More on Huffman encoding

Huffman tree generated from the exact frequenc...
Huffman tree generated from the exact frequencies in the sentence “this is an example of a huffman tree”. This is a remake from scratch of http://commons.wikimedia.org/wiki/Image:Huffman_tree.svg using Cairo. (Photo credit: Wikipedia)

As well as the basic form of Huffman coding, Huffman’s algorithm can also be used to encode streams to deliver compression as well as coding (at a cost of codes being not immediately decipherable).

Once again, with thanks to Information and Coding Theory, here’s a brief explanation.

With Huffman coding we can directly code a binary symbol stream S = \{s_1, s_2\} where s_1 = 0, s_2 = 1 .

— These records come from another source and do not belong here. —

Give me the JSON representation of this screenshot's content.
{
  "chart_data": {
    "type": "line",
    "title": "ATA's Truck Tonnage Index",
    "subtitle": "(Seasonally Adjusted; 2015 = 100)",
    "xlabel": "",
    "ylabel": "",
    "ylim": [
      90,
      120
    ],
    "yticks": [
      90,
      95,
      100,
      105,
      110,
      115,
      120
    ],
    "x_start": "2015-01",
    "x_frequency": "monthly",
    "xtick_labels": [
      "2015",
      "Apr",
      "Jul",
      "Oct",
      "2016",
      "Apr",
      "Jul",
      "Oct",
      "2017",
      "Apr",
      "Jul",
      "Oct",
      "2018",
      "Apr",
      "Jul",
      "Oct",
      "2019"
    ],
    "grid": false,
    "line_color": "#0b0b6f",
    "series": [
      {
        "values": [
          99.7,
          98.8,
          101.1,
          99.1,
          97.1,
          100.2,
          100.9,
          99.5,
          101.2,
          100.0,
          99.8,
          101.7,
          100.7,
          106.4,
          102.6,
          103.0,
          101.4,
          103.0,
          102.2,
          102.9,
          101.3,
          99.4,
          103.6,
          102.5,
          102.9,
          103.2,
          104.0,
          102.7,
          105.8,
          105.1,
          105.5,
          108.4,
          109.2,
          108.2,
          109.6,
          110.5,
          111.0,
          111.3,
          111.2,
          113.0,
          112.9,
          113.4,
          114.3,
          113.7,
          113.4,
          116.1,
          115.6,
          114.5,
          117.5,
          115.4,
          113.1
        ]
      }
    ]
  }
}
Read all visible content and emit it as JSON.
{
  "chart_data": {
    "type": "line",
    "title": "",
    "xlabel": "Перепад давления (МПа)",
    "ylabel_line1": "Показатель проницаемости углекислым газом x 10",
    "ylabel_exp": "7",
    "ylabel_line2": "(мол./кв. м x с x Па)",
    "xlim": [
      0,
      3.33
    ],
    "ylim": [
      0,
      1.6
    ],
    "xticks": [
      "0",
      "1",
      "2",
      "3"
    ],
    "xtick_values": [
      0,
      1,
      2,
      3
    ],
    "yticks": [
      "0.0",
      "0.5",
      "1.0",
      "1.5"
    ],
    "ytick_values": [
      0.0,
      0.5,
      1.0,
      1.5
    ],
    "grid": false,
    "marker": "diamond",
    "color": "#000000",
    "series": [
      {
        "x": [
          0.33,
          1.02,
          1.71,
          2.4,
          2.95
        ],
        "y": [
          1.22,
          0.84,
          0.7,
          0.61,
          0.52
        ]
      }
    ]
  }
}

But with encoding we can produce a code for S^n where n is arbitrary, e.g. S^3 = \{s_1s_1s_1, s_1s_1s_2, s_1s_2s_1, s_1s_2s_2, s_2s_1s_1, s_2s_1s_2, s_2s_2s_1, s_2s_2s_2 \}

So let us assume (e.g. we are transmitting a very dark image via our fax machine) that the probability of s_1 = \frac{2}{3} and for s_2 = \frac{1}{3}

Then we have the following probability distributions:

S :  \frac{8}{27} , \frac{4}{27} , \frac{4}{27} , \frac{2}{27} , \frac{4}{27} , \frac{2}{27} , \frac{2}{27} , \frac{1}{27}

S^{\prime}: \frac{8}{27}, \frac{4}{27} , \frac{2}{27} , \frac{4}{27} , \frac{2}{27} , \frac{2}{27} , \frac{3}{27}

S^{\prime\prime}: \frac{8}{27}, \frac{4}{27}, \frac{2}{27},\frac{4}{27},\frac{3}{27},\frac{4}{27}

S^{\prime\prime\prime}: \frac{8}{27},\frac{4}{27},\frac{4}{27},\frac{4}{27},\frac{5}{27}

S^{\prime\prime\prime\prime}: \frac{8}{27},\frac{4}{27},\frac{5}{27},\frac{8}{27}

S^{\prime\prime\prime\prime\prime}: \frac{8}{27},\frac{8}{27},\frac{9}{27}

S^{\prime\prime\prime\prime\prime\prime}: \frac{9}{27},\frac{16}{27}

S^{\prime\prime\prime\prime\prime\prime\prime}: 1

We can now compute the average word length in the Huffman code – by simply adding the probabilities of the newly created ‘joint’ symbols:

= \frac{3}{27} + \frac{4}{27} + \frac{5}{27} + \frac{8}{27} + \frac{9}{27} + \frac{16}{27} + 1 = \frac{72}{27}

Which obviously looks like the opposite of compression! But, of course we are encoding three symbols, so the actual word length per symbol becomes \frac{72}{81} = 0.88888888888...., in other words somewhat less than 1.